There have been many changes in cancer care in Nepal in recent years, and the future looks even more promising. Mutual help and collaboration from across the world has helped change how cancer care is delivered in Nepal. The B.P. Koirala Memorial Cancer Hospital (BPKMCH), a cancer hospital in central Nepal developed with Chinese collaboration, is providing state-of-the-art services to thousands of people with cancer every year. The International Gynecologic Cancer Society has started a fellowship in Nepal to strengthen gynecologic cancer care in the country. A helping hand from the Max Foundation has been given to thousands of people with cancer and has allowed them to live their dreams that otherwise would not have been possible.

ASCO has also been helping in many ways to improve cancer care in Nepal by organizing and endorsing educational training and conferences. ASCO and HVO have been continuously working to expand professional development programs in Nepal by recruiting international experts to train fellows.
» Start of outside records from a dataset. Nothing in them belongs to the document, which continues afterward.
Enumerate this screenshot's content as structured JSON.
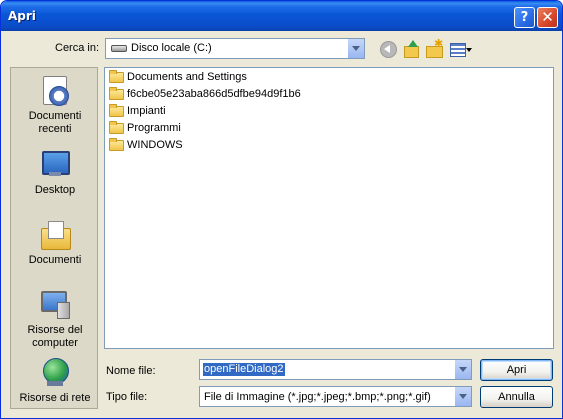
{
  "titlebar": {
    "title": "Apri",
    "help_glyph": "?",
    "close_glyph": "✕"
  },
  "toolbar": {
    "look_in_label": "Cerca in:",
    "look_in_value": "Disco locale (C:)"
  },
  "places": [
    {
      "label": "Documenti recenti",
      "icon": "recent-documents-icon"
    },
    {
      "label": "Desktop",
      "icon": "desktop-icon"
    },
    {
      "label": "Documenti",
      "icon": "documents-icon"
    },
    {
      "label": "Risorse del computer",
      "icon": "computer-icon"
    },
    {
      "label": "Risorse di rete",
      "icon": "network-icon"
    }
  ],
  "files": [
    {
      "name": "Documents and Settings",
      "type": "folder"
    },
    {
      "name": "f6cbe05e23aba866d5dfbe94d9f1b6",
      "type": "folder"
    },
    {
      "name": "Impianti",
      "type": "folder"
    },
    {
      "name": "Programmi",
      "type": "folder"
    },
    {
      "name": "WINDOWS",
      "type": "folder"
    }
  ],
  "form": {
    "file_name_label": "Nome file:",
    "file_name_value": "openFileDialog2",
    "file_type_label": "Tipo file:",
    "file_type_value": "File di Immagine (*.jpg;*.jpeg;*.bmp;*.png;*.gif)"
  },
  "buttons": {
    "open_label": "Apri",
    "cancel_label": "Annulla"
  },
  "colors": {
    "titlebar": "#0a57d6",
    "dialog_bg": "#ece9d8",
    "selection": "#316ac5"
  }
}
The country has its own world-class bone marrow transplant center at Civil Service Hospital, which has a collaboration with the University of Chicago. I am very hopeful that there are going to be a lot more national and international collaborations for better cancer care in the future. Things are changing for the better in Nepal!

Local resources and support for people with cancer in Nepal

There is still need for local cancer support resources In Nepal. However, there are cancer survivors and support groups who help people with cancer and their families with emotional, psychological, and even financial support. These groups and many organizations, like Cancer Care Nepal and Nepal Cancer Relief Society, work for cancer awareness and support screening campaigns. In addition, collaboration and coordination with institutions from developed countries facilitate many aspects of cancer care, including treatment, patient advocacy, and research.